I Guardiani Cipresso (Cupressus sempervirens L.), loc. Castello di Romena. Cosa sarebbe la Toscana senza i cipressi? Ad essere precisi il cipresso (nello specifico parliamo del Cupressus sempervirens L.) vegeta, secondo Gellini “…allo stato spontaneo nel Mediterraneo orientale: Grecia e isole Egee, Creta, Cipro, Samo, Leukos, Corfù, Asia Minore, fino alla Giordania. Si trova anche in Cirenaica e in piccole zone della Tunisia e del Marocco. Incerto in Persia e nella Siria settentrionale. Nei paesi mediterranei è coltivato ovunque ormai da millenni…”. Rieccoci dunque, per un altro verso, ai “Testimoni del Tempo”. Non sono certo millenari i due guardiani del Casentino che, da Romena, incorniciano la prospettiva sul crinale e sulle foreste del Parco nazionale. È millenaria invece la cultura che essi rappresentano, una cultura di grazia, bellezza, armonia.

Nel paesaggio toscano il cipresso è come un segnale, un avviso ai viaggiatori che lì c’è qualcosa di caratteristico: un incrocio, una chiesa o, più spesso, un cimitero, una villa o il viale che a quella conduce. Per qualche tempo, nel vortice degli Anni ‘60, si era persa un po’ la tradizione del cipresso, interessato da una preoccupante epidemia indotta da un agente patogeno, e si era ripiegato su un suo pseudo-sostituto: come nelle case era avvenuto con la formica e i mobili in teak al posto di fratine e madie in massello, così nei giardini era entrato l’infausto Cipresso dell’Arizona, indenne dagli attacchi di “cancro corticale”.

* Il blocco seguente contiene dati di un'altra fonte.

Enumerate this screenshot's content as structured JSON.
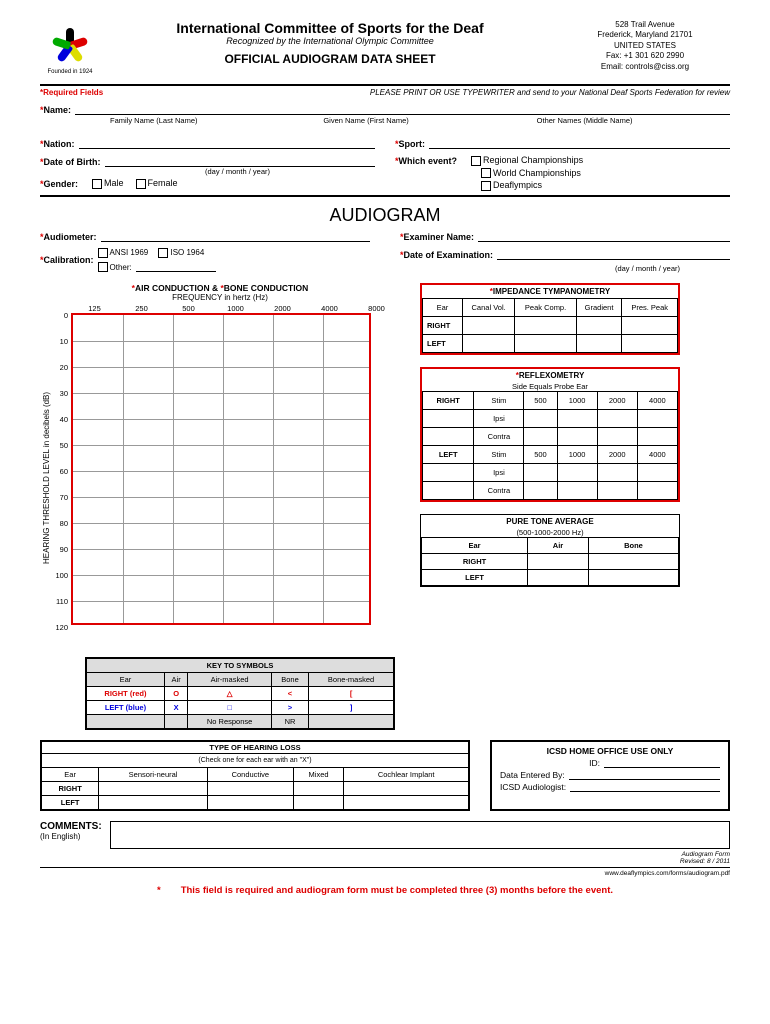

Quello dell’Arizona è vero che del “nostro” cipresso è un qualche lontano parente (i due appartengono alla stessa famiglia e allo stesso genere), ma per carità non c’entra nulla con la nostra cultura e col buon gusto. Diffonderlo ulteriormente nel nostro paesaggio sarebbe come pensare di installare infissi d’alluminio anodizzato alle pievi romaniche. Può sembrare una contraddizione, un’invettiva contro una specie che è comunque un elemento della natura.

Non c’è niente di male invece: gli americani si tengano caro il loro cipresso argentato nelle foreste di quell’ambiente, noi difendiamo il nostro “spilungone” e sosteniamo la ricerca per la sua tutela. Se non altro, grazie anche a lui, tanti e tanti americani avranno ancora motivo di venire a incantarsi per paesaggi che da loro non esistono.

Amo immaginare come ogni giorno di ogni mese, per tutto l’anno, nei più disparati angoli del mondo i Testimoni del Tempo continueranno a trasmettere la bellezza che li pervade e a raccontare le loro storie.